Week 35 – Day 4

One month left! Three days left in work!

I had the most lovely weekend 🙂 It was Dave’s birthday on Saturday, but he had organised a surprise baby shower! I knew something was going on cause he’s been very inconsistent and slippery with answers about his birthday, but when I saw all the people there, and Orsi all the way from London, I got proper teary and overwhelmed! It was so nice to see everyone, and we got some brilliant stuff too! Super happy and very thankful ❤ Then on the Sunday we took the boat out and just chilled and enjoyed the awesome October weather!

Today though, I feel absolutely knackered and dead. Haha, must be the long days and late nights that have caught up with me. Gonna take it easy today, skip my Dutch class, and just relax this evening.

Tomorrow we go into month 9, and the last month of this pregnancy. It’s gone so fast up til now, but I have a feeling that once I go one leave, time will slow down a a bit. And once we have sorted through all the things we need to do, it’s just a waiting game!

Advertisements

Week 7 – Day 1

IMG_1885

The weeks seem to go faster cause I’m less nervous about stuff going wrong. Entering the 8th week now! Don’t really know if there’s much to report..? Justin is now the size of a blueberry, and has started growing little nubs for legs and arms, and apparently my uterus is starting to expand to make room for the guy. This has resulted in me feeling almost constantly bloated and uncomfortable.

I still haven’t put on any weight although I feel like I ate a lot more in the last week. But all my jeans are very tight. Nothing is visible yet, and I hope it stays this way for another month, but I can feel that I take up more space.

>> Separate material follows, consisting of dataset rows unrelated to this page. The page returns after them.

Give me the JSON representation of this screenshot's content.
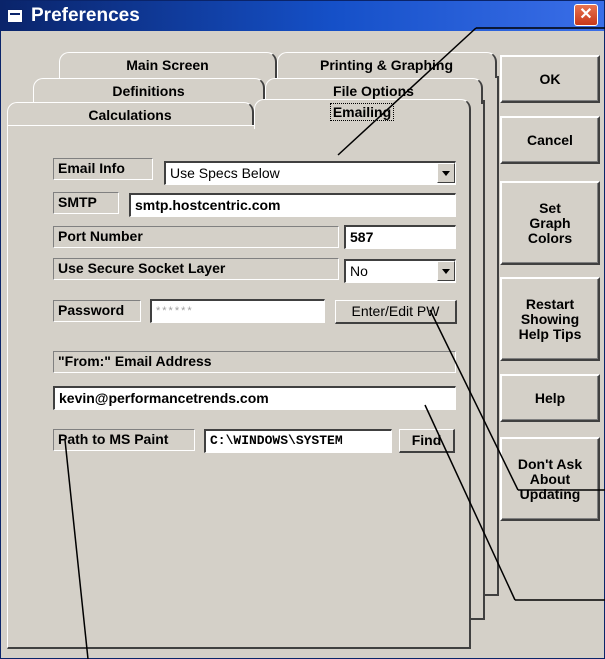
{
  "window": {
    "title": "Preferences",
    "close_glyph": "✕"
  },
  "tabs": {
    "row1": [
      "Main Screen",
      "Printing & Graphing"
    ],
    "row2": [
      "Definitions",
      "File Options"
    ],
    "row3": [
      "Calculations",
      "Emailing"
    ],
    "active": "Emailing"
  },
  "side_buttons": {
    "ok": "OK",
    "cancel": "Cancel",
    "graph_colors": "Set\nGraph\nColors",
    "help_tips": "Restart\nShowing\nHelp Tips",
    "help": "Help",
    "dont_ask": "Don't Ask\nAbout\nUpdating"
  },
  "form": {
    "email_info_label": "Email Info",
    "email_info_value": "Use Specs Below",
    "smtp_label": "SMTP",
    "smtp_value": "smtp.hostcentric.com",
    "port_label": "Port Number",
    "port_value": "587",
    "ssl_label": "Use Secure Socket Layer",
    "ssl_value": "No",
    "password_label": "Password",
    "password_value": "******",
    "edit_pw_button": "Enter/Edit PW",
    "from_label": "\"From:\" Email Address",
    "from_value": "kevin@performancetrends.com",
    "paint_label": "Path to MS Paint",
    "paint_value": "C:\\WINDOWS\\SYSTEM",
    "find_button": "Find"
  },
  "icons": {
    "app": "window-icon",
    "close": "close-icon",
    "dropdown": "dropdown-arrow-icon"
  }
}
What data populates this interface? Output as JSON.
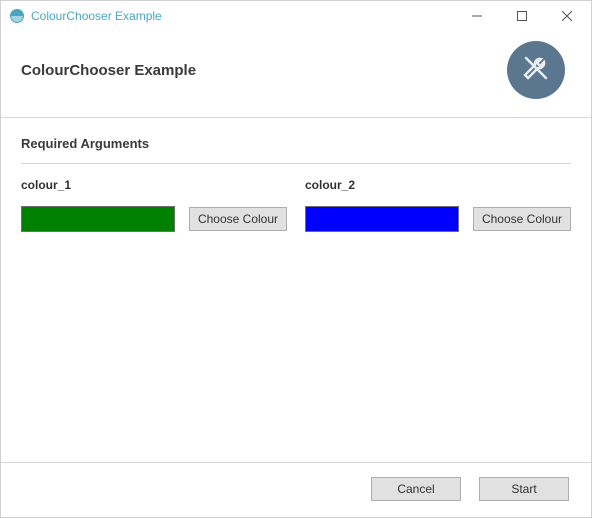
{
  "window": {
    "title": "ColourChooser Example"
  },
  "header": {
    "title": "ColourChooser Example"
  },
  "section": {
    "title": "Required Arguments"
  },
  "args": {
    "colour1": {
      "label": "colour_1",
      "value": "#008000",
      "button": "Choose Colour"
    },
    "colour2": {
      "label": "colour_2",
      "value": "#0000ff",
      "button": "Choose Colour"
    }
  },
  "footer": {
    "cancel": "Cancel",
    "start": "Start"
  }
}
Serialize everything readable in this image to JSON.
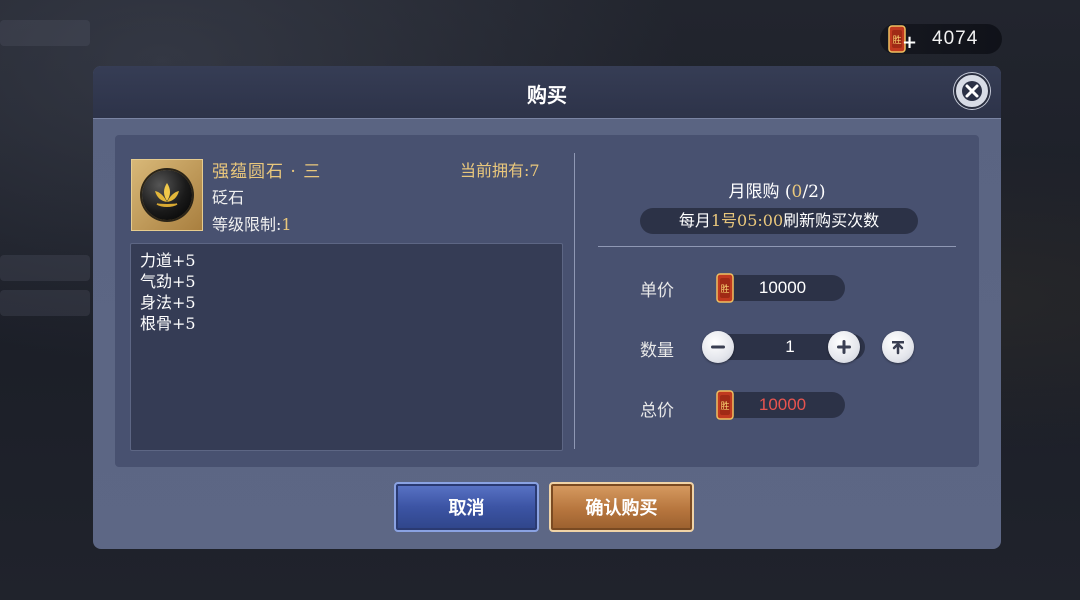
{
  "currency": {
    "amount": "4074",
    "plus": "+",
    "icon": "victory-token-icon"
  },
  "dialog": {
    "title": "购买",
    "close_icon": "close-icon"
  },
  "item": {
    "name": "强蕴圆石 · 三",
    "type": "砭石",
    "level_label": "等级限制:",
    "level_value": "1",
    "owned_label": "当前拥有:",
    "owned_value": "7",
    "stats": [
      "力道+5",
      "气劲+5",
      "身法+5",
      "根骨+5"
    ]
  },
  "purchase": {
    "limit_prefix": "月限购 (",
    "limit_used": "0",
    "limit_total": "/2)",
    "refresh_prefix": "每月",
    "refresh_day": "1号05:00",
    "refresh_suffix": "刷新购买次数",
    "unit_price_label": "单价",
    "unit_price": "10000",
    "quantity_label": "数量",
    "quantity": "1",
    "minus": "−",
    "plus": "+",
    "max": "⤒",
    "total_label": "总价",
    "total_price": "10000"
  },
  "buttons": {
    "cancel": "取消",
    "confirm": "确认购买"
  },
  "colors": {
    "gold": "#e9c77c",
    "red_price": "#e8544f",
    "panel": "#485170"
  }
}
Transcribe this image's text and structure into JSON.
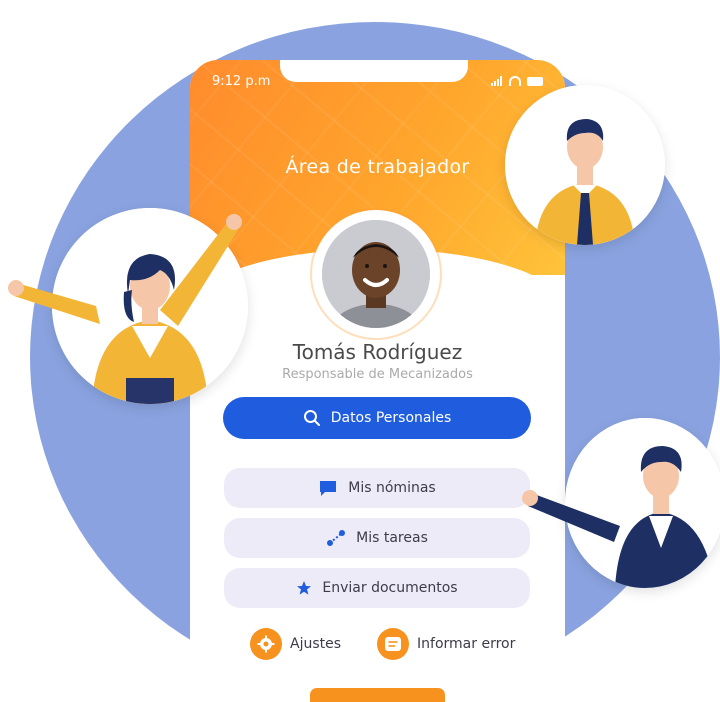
{
  "status_bar": {
    "time": "9:12 p.m"
  },
  "header": {
    "title": "Área de trabajador"
  },
  "profile": {
    "name": "Tomás Rodríguez",
    "role": "Responsable de Mecanizados"
  },
  "primary_action": {
    "label": "Datos Personales",
    "icon": "search-icon"
  },
  "menu": [
    {
      "label": "Mis nóminas",
      "icon": "chat-icon"
    },
    {
      "label": "Mis tareas",
      "icon": "tasks-icon"
    },
    {
      "label": "Enviar documentos",
      "icon": "star-icon"
    }
  ],
  "bottom_actions": [
    {
      "label": "Ajustes",
      "icon": "gear-icon"
    },
    {
      "label": "Informar error",
      "icon": "message-icon"
    }
  ],
  "colors": {
    "background_circle": "#8aa3e0",
    "header_gradient_start": "#ff8b2c",
    "header_gradient_end": "#ffc33a",
    "primary": "#1f5cde",
    "accent": "#f7921e",
    "menu_bg": "#eeebf8"
  }
}
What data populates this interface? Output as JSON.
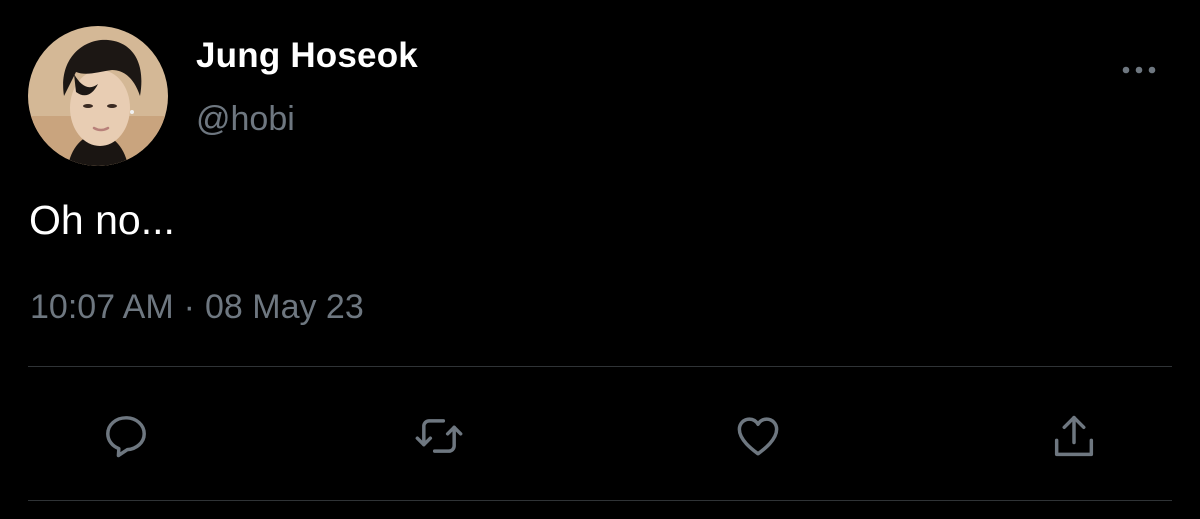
{
  "tweet": {
    "display_name": "Jung Hoseok",
    "handle": "@hobi",
    "text": "Oh no...",
    "time": "10:07 AM",
    "separator": "·",
    "date": "08 May 23"
  },
  "icons": {
    "more": "more-horizontal-icon",
    "reply": "reply-icon",
    "retweet": "retweet-icon",
    "like": "heart-icon",
    "share": "share-icon"
  },
  "colors": {
    "background": "#000000",
    "primary_text": "#ffffff",
    "secondary_text": "#6e7780",
    "divider": "#2f3336"
  }
}
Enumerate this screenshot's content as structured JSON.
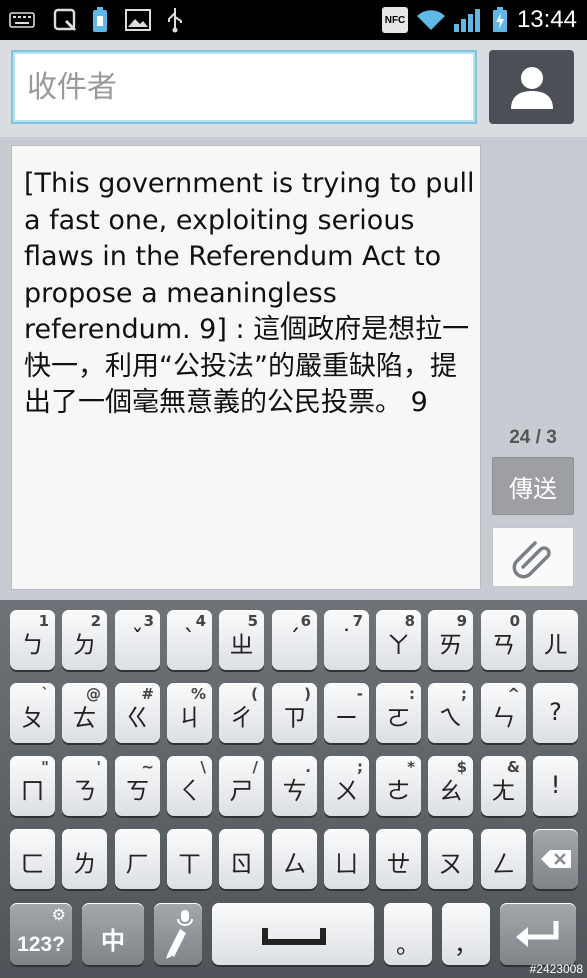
{
  "status_bar": {
    "time": "13:44",
    "nfc_label": "NFC",
    "icons": [
      "keyboard-icon",
      "screenshot-icon",
      "battery-saver-icon",
      "image-icon",
      "usb-icon",
      "nfc-icon",
      "wifi-icon",
      "signal-icon",
      "battery-icon"
    ]
  },
  "recipient": {
    "placeholder": "收件者"
  },
  "message": {
    "text": "[This government is trying to pull a fast one, exploiting serious flaws in the Referendum Act to propose a meaningless referendum. 9] : 這個政府是想拉一快一，利用“公投法”的嚴重缺陷，提出了一個毫無意義的公民投票。 9"
  },
  "counter": "24 / 3",
  "send_label": "傳送",
  "keyboard": {
    "row1": [
      {
        "main": "ㄅ",
        "sub": "1"
      },
      {
        "main": "ㄉ",
        "sub": "2"
      },
      {
        "main": "ˇ",
        "sub": "3"
      },
      {
        "main": "ˋ",
        "sub": "4"
      },
      {
        "main": "ㄓ",
        "sub": "5"
      },
      {
        "main": "ˊ",
        "sub": "6"
      },
      {
        "main": "˙",
        "sub": "7"
      },
      {
        "main": "ㄚ",
        "sub": "8"
      },
      {
        "main": "ㄞ",
        "sub": "9"
      },
      {
        "main": "ㄢ",
        "sub": "0"
      },
      {
        "main": "ㄦ",
        "sub": ""
      }
    ],
    "row2": [
      {
        "main": "ㄆ",
        "sub": "`"
      },
      {
        "main": "ㄊ",
        "sub": "@"
      },
      {
        "main": "ㄍ",
        "sub": "#"
      },
      {
        "main": "ㄐ",
        "sub": "%"
      },
      {
        "main": "ㄔ",
        "sub": "("
      },
      {
        "main": "ㄗ",
        "sub": ")"
      },
      {
        "main": "ㄧ",
        "sub": "-"
      },
      {
        "main": "ㄛ",
        "sub": ":"
      },
      {
        "main": "ㄟ",
        "sub": ";"
      },
      {
        "main": "ㄣ",
        "sub": "^"
      },
      {
        "main": "?",
        "sub": ""
      }
    ],
    "row3": [
      {
        "main": "ㄇ",
        "sub": "\""
      },
      {
        "main": "ㄋ",
        "sub": "'"
      },
      {
        "main": "ㄎ",
        "sub": "~"
      },
      {
        "main": "ㄑ",
        "sub": "\\"
      },
      {
        "main": "ㄕ",
        "sub": "/"
      },
      {
        "main": "ㄘ",
        "sub": "."
      },
      {
        "main": "ㄨ",
        "sub": ";"
      },
      {
        "main": "ㄜ",
        "sub": "*"
      },
      {
        "main": "ㄠ",
        "sub": "$"
      },
      {
        "main": "ㄤ",
        "sub": "&"
      },
      {
        "main": "!",
        "sub": ""
      }
    ],
    "row4": [
      {
        "main": "ㄈ",
        "sub": ""
      },
      {
        "main": "ㄌ",
        "sub": ""
      },
      {
        "main": "ㄏ",
        "sub": ""
      },
      {
        "main": "ㄒ",
        "sub": ""
      },
      {
        "main": "ㄖ",
        "sub": ""
      },
      {
        "main": "ㄙ",
        "sub": ""
      },
      {
        "main": "ㄩ",
        "sub": ""
      },
      {
        "main": "ㄝ",
        "sub": ""
      },
      {
        "main": "ㄡ",
        "sub": ""
      },
      {
        "main": "ㄥ",
        "sub": ""
      }
    ],
    "symbols_label": "123?",
    "lang_label": "中",
    "period_label": "。",
    "comma_label": "，"
  },
  "watermark": "#2423008"
}
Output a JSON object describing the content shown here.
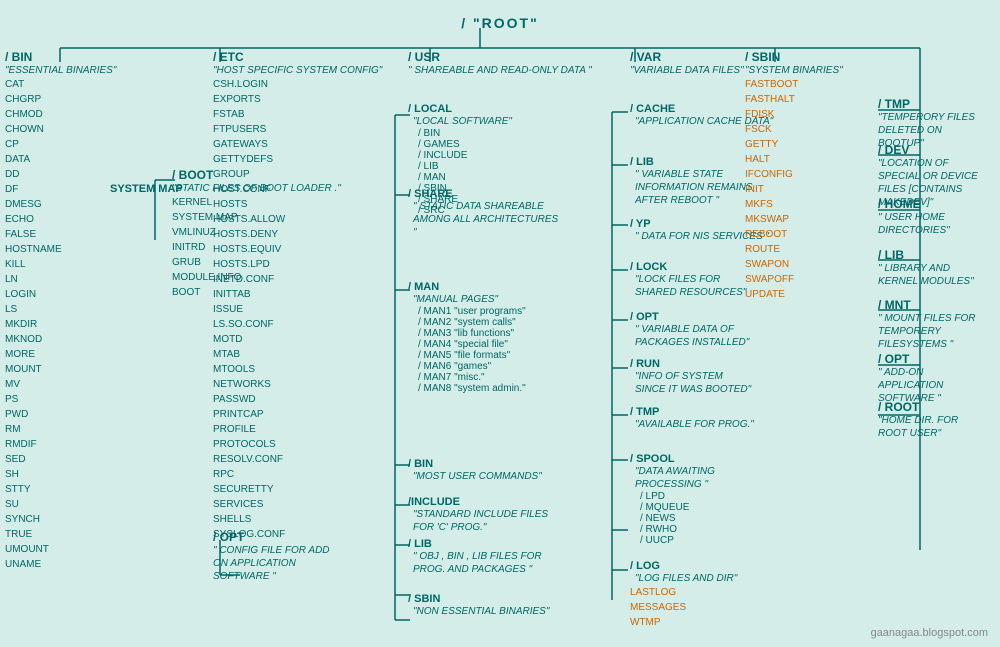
{
  "title": "/ \"ROOT\"",
  "watermark": "gaanagaa.blogspot.com",
  "systemmap": "SYSTEM MAP",
  "columns": {
    "bin": {
      "label": "/ BIN",
      "desc": "\"ESSENTIAL BINARIES\"",
      "files": [
        "CAT",
        "CHGRP",
        "CHMOD",
        "CHOWN",
        "CP",
        "DATA",
        "DD",
        "DF",
        "DMESG",
        "ECHO",
        "FALSE",
        "HOSTNAME",
        "KILL",
        "LN",
        "LOGIN",
        "LS",
        "MKDIR",
        "MKNOD",
        "MORE",
        "MOUNT",
        "MV",
        "PS",
        "PWD",
        "RM",
        "RMDIF",
        "SED",
        "SH",
        "STTY",
        "SU",
        "SYNCH",
        "TRUE",
        "UMOUNT",
        "UNAME"
      ]
    },
    "boot": {
      "label": "/ BOOT",
      "desc": "\"STATIC FILES OF BOOT LOADER .\"",
      "files": [
        "KERNEL",
        "SYSTEM.MAP",
        "VMLINUZ",
        "INITRD",
        "GRUB",
        "MODULE.INFO",
        "BOOT"
      ]
    },
    "etc": {
      "label": "/ ETC",
      "desc": "\"HOST SPECIFIC SYSTEM CONFIG\"",
      "files": [
        "CSH.LOGIN",
        "EXPORTS",
        "FSTAB",
        "FTPUSERS",
        "GATEWAYS",
        "GETTYDEFS",
        "GROUP",
        "HOST.CONF",
        "HOSTS",
        "HOSTS.ALLOW",
        "HOSTS.DENY",
        "HOSTS.EQUIV",
        "HOSTS.LPD",
        "INETD.CONF",
        "INITTAB",
        "ISSUE",
        "LS.SO.CONF",
        "MOTD",
        "MTAB",
        "MTOOLS",
        "NETWORKS",
        "PASSWD",
        "PRINTCAP",
        "PROFILE",
        "PROTOCOLS",
        "RESOLV.CONF",
        "RPC",
        "SECURETTY",
        "SERVICES",
        "SHELLS",
        "SYSLOG.CONF"
      ]
    },
    "etc_opt": {
      "label": "/ OPT",
      "desc": "\" CONFIG FILE FOR ADD ON APPLICATION SOFTWARE \""
    },
    "usr": {
      "label": "/ USR",
      "desc": "\" SHAREABLE AND READ-ONLY DATA \"",
      "local": {
        "label": "/ LOCAL",
        "desc": "\"LOCAL SOFTWARE\"",
        "sub": [
          "/ BIN",
          "/ GAMES",
          "/ INCLUDE",
          "/ LIB",
          "/ MAN",
          "/ SBIN",
          "/ SHARE",
          "/ SRC"
        ]
      },
      "share": {
        "label": "/ SHARE",
        "desc": "\" STATIC DATA SHAREABLE AMONG ALL ARCHITECTURES \""
      },
      "man": {
        "label": "/ MAN",
        "desc": "\"MANUAL PAGES\"",
        "sub": [
          "/ MAN1 \"user programs\"",
          "/ MAN2 \"system calls\"",
          "/ MAN3 \"lib functions\"",
          "/ MAN4 \"special file\"",
          "/ MAN5 \"file formats\"",
          "/ MAN6 \"games\"",
          "/ MAN7 \"misc.\"",
          "/ MAN8 \"system admin.\""
        ]
      },
      "bin": {
        "label": "/ BIN",
        "desc": "\"MOST USER COMMANDS\""
      },
      "include": {
        "label": "/INCLUDE",
        "desc": "\"STANDARD INCLUDE FILES FOR 'C' PROG.\""
      },
      "lib": {
        "label": "/ LIB",
        "desc": "\" OBJ , BIN , LIB FILES FOR PROG. AND PACKAGES \""
      },
      "sbin": {
        "label": "/ SBIN",
        "desc": "\"NON ESSENTIAL BINARIES\""
      }
    },
    "var": {
      "label": "/ VAR",
      "desc": "\"VARIABLE DATA FILES\"",
      "cache": {
        "label": "/ CACHE",
        "desc": "\"APPLICATION CACHE DATA\""
      },
      "lib": {
        "label": "/ LIB",
        "desc": "\" VARIABLE STATE INFORMATION REMAINS AFTER REBOOT \""
      },
      "yp": {
        "label": "/ YP",
        "desc": "\" DATA FOR NIS SERVICES \""
      },
      "lock": {
        "label": "/ LOCK",
        "desc": "\"LOCK FILES FOR SHARED RESOURCES\""
      },
      "opt": {
        "label": "/ OPT",
        "desc": "\" VARIABLE DATA OF PACKAGES INSTALLED\""
      },
      "run": {
        "label": "/ RUN",
        "desc": "\"INFO OF SYSTEM SINCE IT WAS BOOTED\""
      },
      "tmp": {
        "label": "/ TMP",
        "desc": "\"AVAILABLE FOR PROG.\""
      },
      "spool": {
        "label": "/ SPOOL",
        "desc": "\"DATA AWAITING PROCESSING \"",
        "sub": [
          "/ LPD",
          "/ MQUEUE",
          "/ NEWS",
          "/ RWHO",
          "/ UUCP"
        ]
      },
      "log": {
        "label": "/ LOG",
        "desc": "\"LOG FILES AND DIR\"",
        "files_orange": [
          "LASTLOG",
          "MESSAGES",
          "WTMP"
        ]
      }
    },
    "sbin": {
      "label": "/ SBIN",
      "desc": "\"SYSTEM BINARIES\"",
      "files_orange": [
        "FASTBOOT",
        "FASTHALT",
        "FDISK",
        "FSCK",
        "GETTY",
        "HALT",
        "IFCONFIG",
        "INIT",
        "MKFS",
        "MKSWAP",
        "REBOOT",
        "ROUTE",
        "SWAPON",
        "SWAPOFF",
        "UPDATE"
      ]
    },
    "right": {
      "tmp": {
        "label": "/ TMP",
        "desc": "\"TEMPERORY FILES DELETED ON BOOTUP\""
      },
      "dev": {
        "label": "/ DEV",
        "desc": "\"LOCATION OF SPECIAL OR DEVICE FILES [CONTAINS MAKEDEV]\""
      },
      "home": {
        "label": "/ HOME",
        "desc": "\" USER HOME DIRECTORIES\""
      },
      "lib": {
        "label": "/ LIB",
        "desc": "\"  LIBRARY AND KERNEL MODULES\""
      },
      "mnt": {
        "label": "/ MNT",
        "desc": "\"  MOUNT FILES FOR TEMPORERY FILESYSTEMS \""
      },
      "opt": {
        "label": "/ OPT",
        "desc": "\" ADD-ON APPLICATION SOFTWARE \""
      },
      "root": {
        "label": "/ ROOT",
        "desc": "\"HOME DIR. FOR ROOT USER\""
      }
    }
  }
}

I had a weird one yesterday when I woke up and felt 100% fine. No nausea, no sore boobs, nothing. Was super nice to feel normal for a couple of hours, although in the back of my mind there’s the nagging worry that something happened. Unreasonable I know….

I’ve been debating back an forth about the marathon this Sunday. On the one had, I’m still fine with the running bit, albeit a lot slower, and a lot more out of breath… and really do want to continue like everything is normal, and not let this limit my life. On the other hand, it’s gonna be 24 degrees in Paris, and I already overheat massively cause of Justin… AND if anything did happen, I know I would blame myself for it (even if it was totally random and scientifically not my fault). So I won;t be running… 😦 but like Orsi said, I can start training and run a marathon anytime, but I can’t really put pregnancy on hold and resume it later.

Still very much looking forward to spending all those days in Paris with Orsi and Alby though ❤ but will be super jealous of all the nice wine I’m missing out on! (the French drink while preggo don’t they? :p)

Week 4 – Day 4

Apparently Orsi sensed that something was up. I sent her a message yesterday about money for the washing machine in the London flat, and she replied saying that she thought I was gonna tell her I was pregnant!

So I figured I might as well tell her. We weren’t gonna tell anyone besides parents for a while, but she would have realised at the marathon anyway. Obviously she was super happy! Feels like everyone around me is super happy, and of course I feel lucky and privileged to be in this situation (I know there are people who really struggle to get pregnant, and there are people who don’t have the great circumstances that I do), but no “euphoria” or super joy.

At the same time it’s fascinates me so much the more I read about the development of the embryo. How all the cells are pre-programmed and how there’s already a tiny (sort of) heart in there.

PS. Cried when someone won at Pointless on the TV and again when I saw a picture of an old Dutch woman voting… Hormones??